SUPReMM is a comprehensive open-source tool chain that provides resource monitoring capabilities to users and managers of HPC systems.
The SUPReMM architecture comprises three major components:
- Software that runs directly on HPC compute nodes and periodically collects performance information.
- Software that uses the node-level performance data to generate job-level data.
- An Open XDMoD module that enables the job-level information to be viewed and analyzed.
This repository contains the software that combines the node-level performance data to generate job-level summary data.
Full details of the SUPReMM project are available on the SUPReMM overview page in the Open XDMoD documentation.
This work was sponsored by NSF under grant numbers ACI 1203560, ACI 1025159 and ACI 1445806 for the XD Metrics Service (XMS) for NSF.
For more information, questions, feedback or bug reports send email to
ccr-xdmod-help
at buffalo.edu
.
Want to be notified about SUPReMM package releases and news? Subscribe to the XDMoD mailing list.

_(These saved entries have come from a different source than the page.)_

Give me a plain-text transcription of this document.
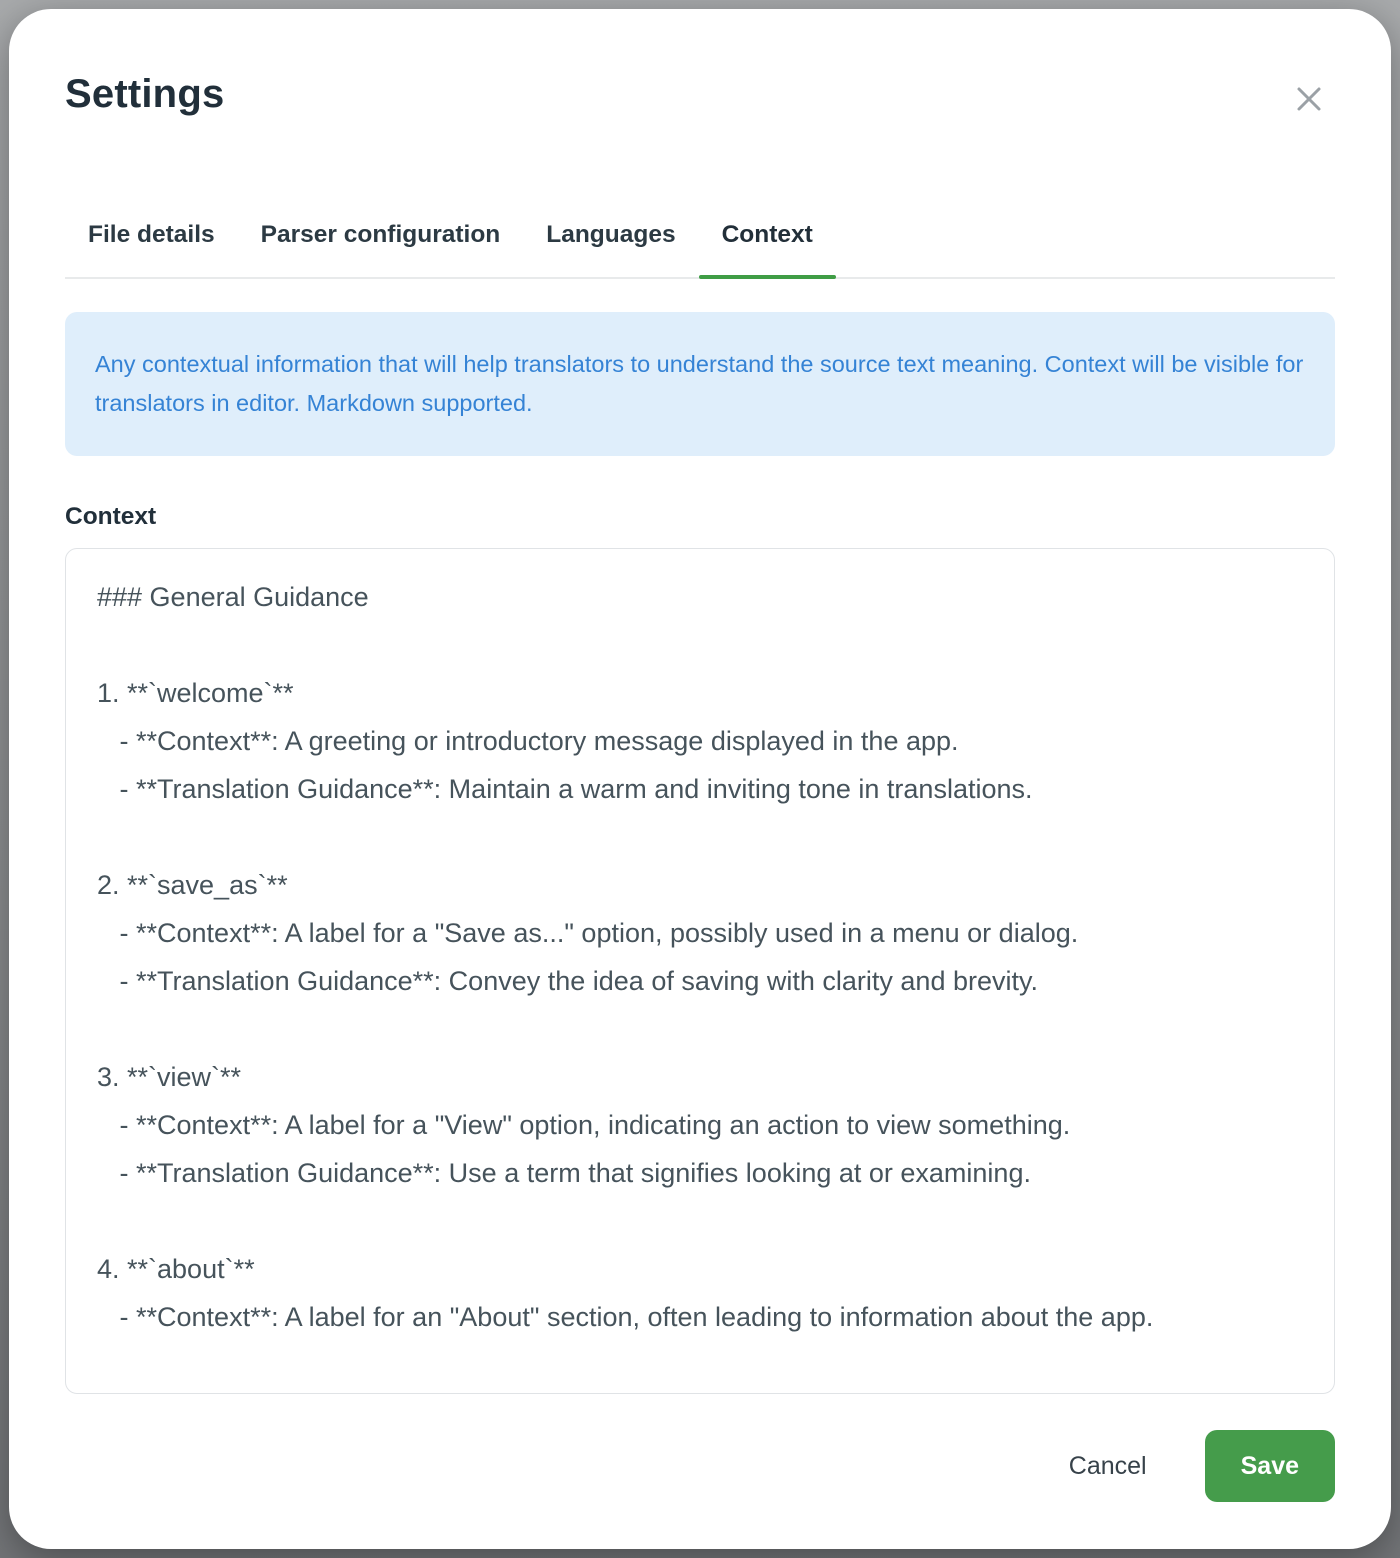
Settings
File details	Parser configuration	Languages	Context
Any contextual information that will help translators to understand the source text meaning. Context will be visible for translators in editor. Markdown supported.
Context
### General Guidance 1. **`welcome`** - **Context**: A greeting or introductory message displayed in the app. - **Translation Guidance**: Maintain a warm and inviting tone in translations. 2. **`save_as`** - **Context**: A label for a "Save as..." option, possibly used in a menu or dialog. - **Translation Guidance**: Convey the idea of saving with clarity and brevity. 3. **`view`** - **Context**: A label for a "View" option, indicating an action to view something. - **Translation Guidance**: Use a term that signifies looking at or examining. 4. **`about`** - **Context**: A label for an "About" section, often leading to information about the app.
Cancel	Save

Install the PCP repository configuration following the instructions on the pcp packages page. Install the EPEL repository configuration:
yum install epel-release
Install the build dependencies:
yum install rpm-build pcp-libs-devel gcc python-devel
This project uses the python distutils for package creation.
python setup.py install --prefix=PATH_TO_INSTALL_DIR
RPM packages are created using:
python setup.py bdist_rpm
We accept contributions via standard github pull requests.
This project is under active development with new features planned.
Please contact us via the ccr-xdmod-help
at buffalo.edu
email address
before you get started so that we can co-operate and avoid duplication of effort.
Full details of how to install and use the software are available on the SUPReMM overview page in the Open XDMoD documentation. This section gives a very brief overview of the summarization software for software developers. As always, the definitive reference is the source code itself.
The summarization software processing flow is approximately as follows:
- Initial setup including parsing configuration files, opening database connections, etc.
- Query an accounting database to get list of jobs to process and list of PCP archives containing data.
- For each job:
- retrieve the PCP archives that cover the time period that the job ran;
- extract the relevant datapoints from the PCP archives;
- run the data through the preprocessors;
- run the data through the plugins;
- collect the output of the preprocessors and plugins and store in an output database.
preprocessors and plugins are both python modules that implement a defined interface. The main difference between a preprocessor and a plugin is that the preprocessors run first and their output is avialable to the plugin code.
Each plugin is typically responsible for generating a job-level summmary for a PCP metric or group of PCP metrics. Each module defines:
- an identifier for the output data;
- a list of PCP metrics;
- a mode of operation (either only process the first and last datapoints or process all data);
- an implementation of a processing function that will be called by the framework with the requested datapoints;
- an implementation of a function that will be called at the end to return the results of the analyis.
An example of a plugin is one that records the mean and maximum memory usage for the job. Another example is a plugin that checks the temporal variance of the L1D cache load rate to determine if the job failed prematurely.
The software that retrieves the job information from the accounting database and writes to the output database is configurable. So, for example, you can setup the software to write the job summary records to stdout for testing purposes. The accounting database interface supports multiple accounting databases (Open XDMoD being the main one).
If you are interested in doing plugin development, then a suggested starting
point is to look at some of the existing plugins. The simplest plugins, such as
the block device plugin (supremm/plugins/Block.py
) use the framework-provided
implementation. A more complex example is the Slurm cgroup memory processor
(supremm/plugins/SlurmCgroupMemory.py
) that contains logic to selectively
ignore certain datapoints and to do some non-trivial statistics on the data.
If you are interested in understanding the full processing workflow, then the
starting point is the main() function in the summarize_jobs.py
script.
The SUPReMM processing tools package is an open source project released under the GNU Lesser General Public License ("LGPL") Version 3.0.